Por José Miguel Wisnik

Uma das singularidades de São Paulo é ter no seu centro uma fenda topográfica de difícil resolução urbanística: o vale do Anhangabaú. Na origem o vale protegia, juntamente com a várzea do Carmo, a colina onde se abrigava a povoação jesuítica. Com a expansão do núcleo urbano, no entanto, foi preciso vencê-lo, embora de maneira nunca definitiva. O vale, que abrigava um riacho assombrado, segundo o seu nome indígena, foi ocupado por chácaras, bordejado por plantações de chá, deu lugar a residências de elite, foi racionalizado como espaço público ajardinado, depois aberto a avenidas amplas e depois ainda transformado em calha automobilística subterrânea recoberta por uma praça de concreto de uso inconclusivo. Já abrigou shows e comícios, como o das Diretas-Já, sem que se consagrasse o sentido coletivo de sua ocupação. Sua história forma o palimpsesto de um espaço inabordável, anfiteatro de um acontecimento por vir e que não vem, no ponto cego da força centrífuga que arrasta a cidade para mais longe.

Atravessada pelo cartão postal do viaduto do Chá, a falha do Anhangabaú é o centro secreto dos vários centros que estão à sua volta: no meio exato entre a praça da Sé e a praça da República, entre o Pátio do Colégio e o cruzamento da Ipiranga com a São João, no qual a famosa canção “Sampa”, de Caetano Veloso, identificou o epicentro emocional em que o coração da cidade bate junto com o de quem chega. Não deixa de ser sintomático que o primeiro verso de “Ronda”, de Paulo Vanzolini, samba no qual se inspirou “Sampa”, pareça falar do giro em torno desse centro que não se fixa: “de noite eu rondo a cidade / a te procurar / sem te encontrar”. E que “Saudosa maloca”, de Adoniran Barbosa, seja o lamento sublimado de uma demolição oculta em camadas: o “edifício alto” ocupa o lugar onde estava o “palacete assobradado” que por sua vez ocupou o lugar da “saudosa maloca”. No “Trem das onze”, o Jaçanã (“moro em Jaçanã”) aparece literalmente como o ponto de fuga em direção às redondezas de uma circunferência tão pouco evidente quanto o centro da cidade (Vanzolini perguntou uma vez a Adoniran porque ele não dizia “moro no Jaçanã”, como é usual, em vez de “moro em Jaçanã”, e a resposta não se fez por esperar: “e eu sei lá onde fica essa porcaria?”).

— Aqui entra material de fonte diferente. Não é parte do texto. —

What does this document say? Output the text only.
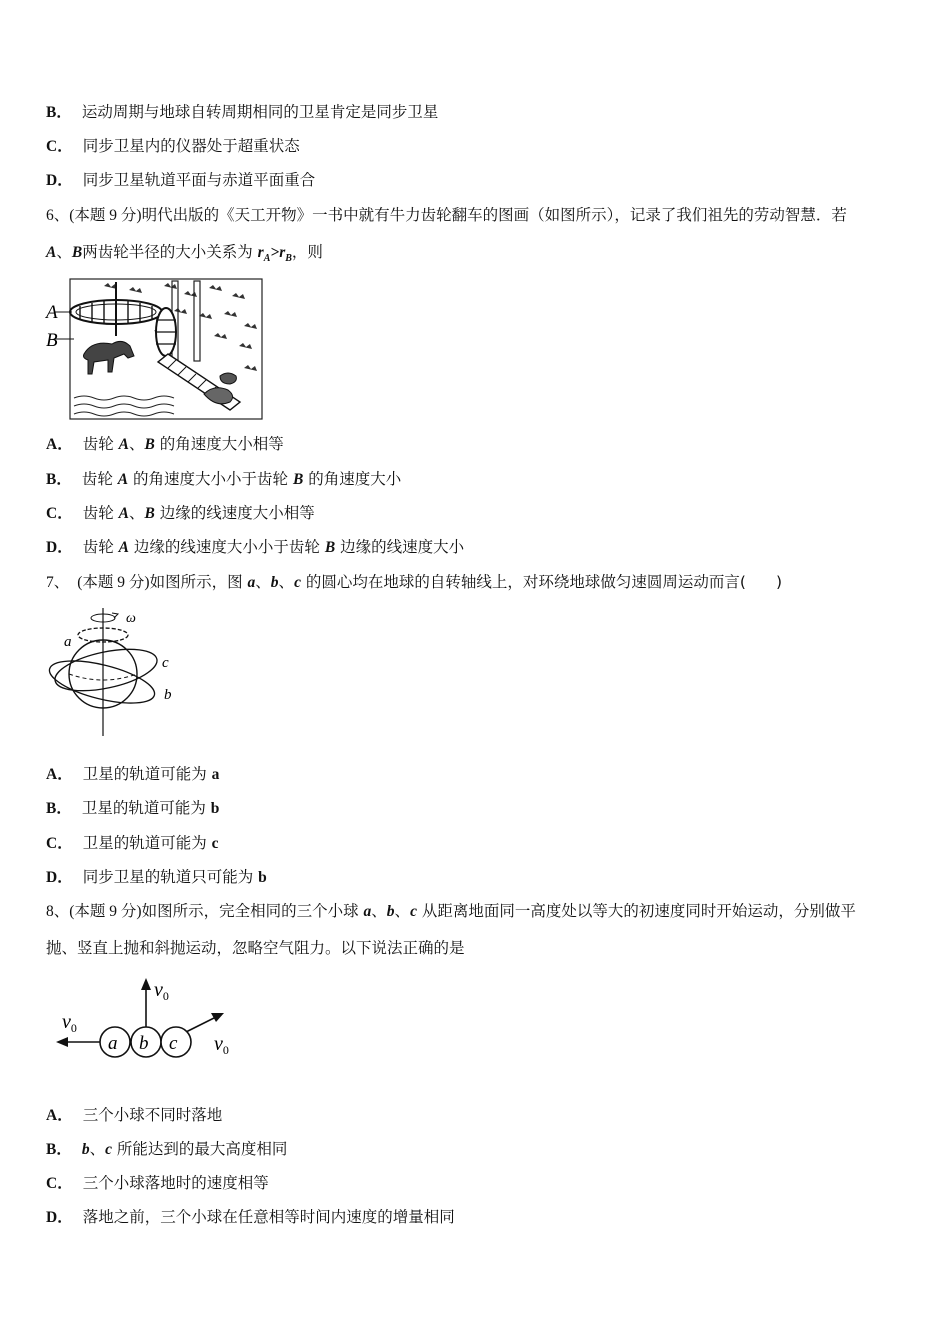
B． 运动周期与地球自转周期相同的卫星肯定是同步卫星
C． 同步卫星内的仪器处于超重状态
D． 同步卫星轨道平面与赤道平面重合
6、(本题 9 分)明代出版的《天工开物》一书中就有牛力齿轮翻车的图画（如图所示），记录了我们祖先的劳动智慧．若
A、B两齿轮半径的大小关系为 $r_A>r_B$，则
A
B
A． 齿轮 A、B 的角速度大小相等
B． 齿轮 A 的角速度大小小于齿轮 B 的角速度大小
C． 齿轮 A、B 边缘的线速度大小相等
D． 齿轮 A 边缘的线速度大小小于齿轮 B 边缘的线速度大小
7、 (本题 9 分)如图所示，图 a、b、c 的圆心均在地球的自转轴线上，对环绕地球做匀速圆周运动而言( )
ω
a
c
b
A． 卫星的轨道可能为 a
B． 卫星的轨道可能为 b
C． 卫星的轨道可能为 c
D． 同步卫星的轨道只可能为 b
8、(本题 9 分)如图所示，完全相同的三个小球 a、b、c 从距离地面同一高度处以等大的初速度同时开始运动，分别做平
抛、竖直上抛和斜抛运动，忽略空气阻力。以下说法正确的是
$v_0$
$v_0$
$v_0$
a b c
A． 三个小球不同时落地
B． b、c 所能达到的最大高度相同
C． 三个小球落地时的速度相等
D． 落地之前，三个小球在任意相等时间内速度的增量相同
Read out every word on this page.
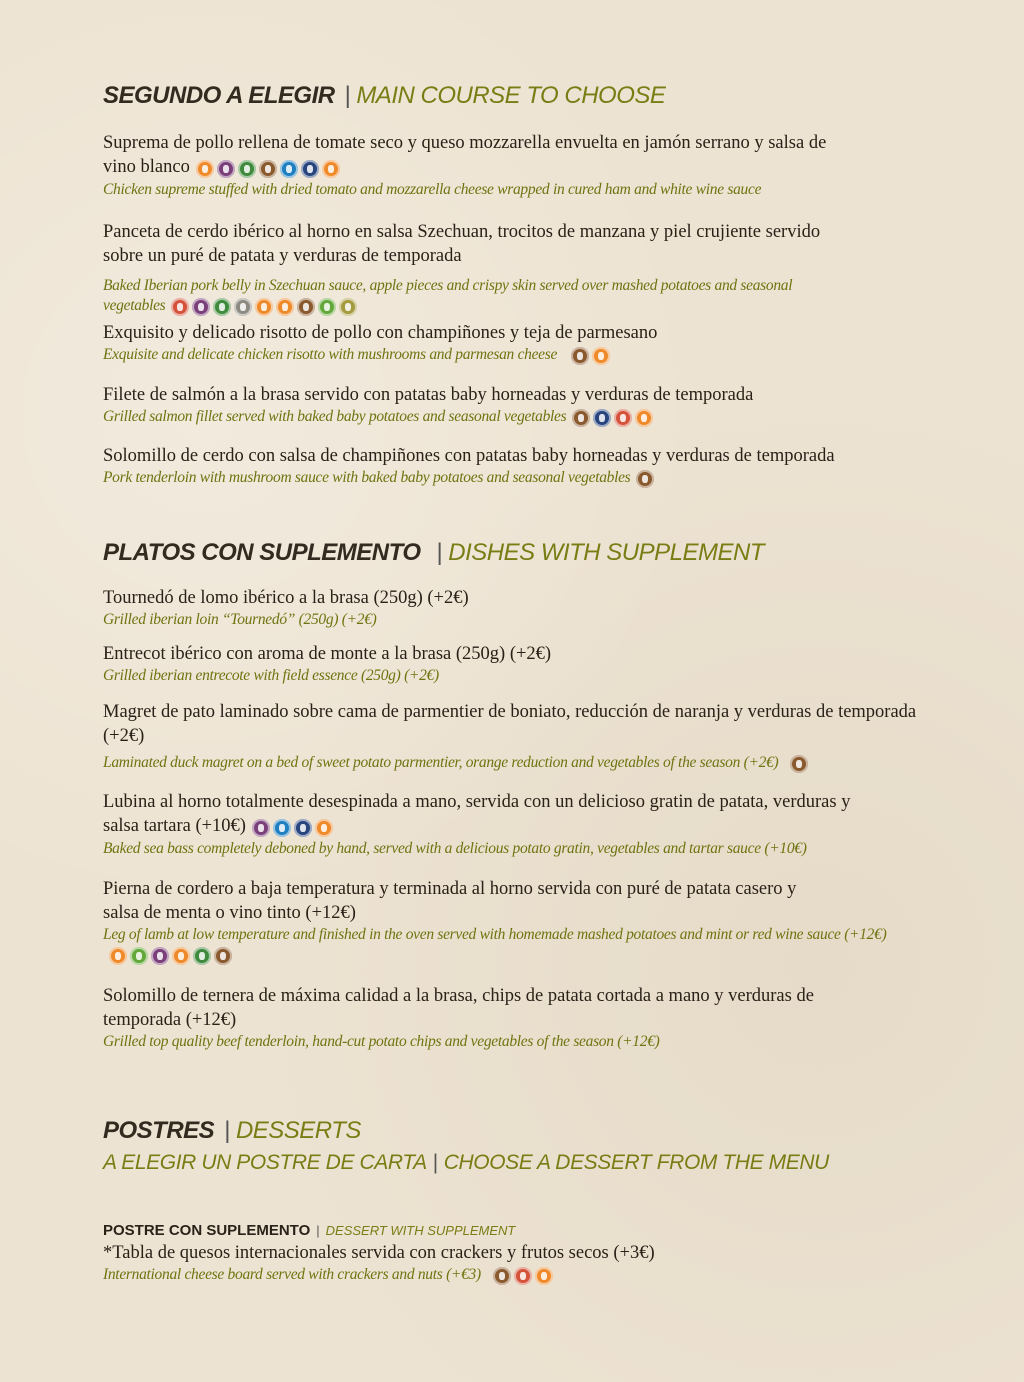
SEGUNDO A ELEGIR | MAIN COURSE TO CHOOSE
Suprema de pollo rellena de tomate seco y queso mozzarella envuelta en jamón serrano y salsa de vino blanco
Chicken supreme stuffed with dried tomato and mozzarella cheese wrapped in cured ham and white wine sauce
Panceta de cerdo ibérico al horno en salsa Szechuan, trocitos de manzana y piel crujiente servido sobre un puré de patata y verduras de temporada
Baked Iberian pork belly in Szechuan sauce, apple pieces and crispy skin served over mashed potatoes and seasonal vegetables
Exquisito y delicado risotto de pollo con champiñones y teja de parmesano
Exquisite and delicate chicken risotto with mushrooms and parmesan cheese
Filete de salmón a la brasa servido con patatas baby horneadas y verduras de temporada
Grilled salmon fillet served with baked baby potatoes and seasonal vegetables
Solomillo de cerdo con salsa de champiñones con patatas baby horneadas y verduras de temporada
Pork tenderloin with mushroom sauce with baked baby potatoes and seasonal vegetables
PLATOS CON SUPLEMENTO | DISHES WITH SUPPLEMENT
Tournedó de lomo ibérico a la brasa (250g) (+2€)
Grilled iberian loin “Tournedó” (250g) (+2€)
Entrecot ibérico con aroma de monte a la brasa (250g) (+2€)
Grilled iberian entrecote with field essence (250g) (+2€)
Magret de pato laminado sobre cama de parmentier de boniato, reducción de naranja y verduras de temporada (+2€)
Laminated duck magret on a bed of sweet potato parmentier, orange reduction and vegetables of the season (+2€)
Lubina al horno totalmente desespinada a mano, servida con un delicioso gratin de patata, verduras y salsa tartara (+10€)
Baked sea bass completely deboned by hand, served with a delicious potato gratin, vegetables and tartar sauce (+10€)
Pierna de cordero a baja temperatura y terminada al horno servida con puré de patata casero y salsa de menta o vino tinto (+12€)
Leg of lamb at low temperature and finished in the oven served with homemade mashed potatoes and mint or red wine sauce (+12€)
Solomillo de ternera de máxima calidad a la brasa, chips de patata cortada a mano y verduras de temporada (+12€)
Grilled top quality beef tenderloin, hand-cut potato chips and vegetables of the season (+12€)
POSTRES | DESSERTS
A ELEGIR UN POSTRE DE CARTA | CHOOSE A DESSERT FROM THE MENU
POSTRE CON SUPLEMENTO | DESSERT WITH SUPPLEMENT
*Tabla de quesos internacionales servida con crackers y frutos secos (+3€)
International cheese board served with crackers and nuts (+€3)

Quando o eixo empresarial se deslocou para a avenida Paulista, Tom Zé surpreendeu, em “Augusta, Angélica e Consolação”, a mesma síndrome do centro faltante: entre duas mulheres indóceis, a Augusta e a Angélica (“Que saudade!” e “Que maldade!”) só se encontra o consolo de um nome: a Consolação. E é notável que o eixo de negócios, ao se deslocar cada vez mais para a Faria Lima, para a Berrini e a Marginal, já não deu mais samba, perdendo contato com os pontos de imantação em que o nervosismo da cidade se irradia.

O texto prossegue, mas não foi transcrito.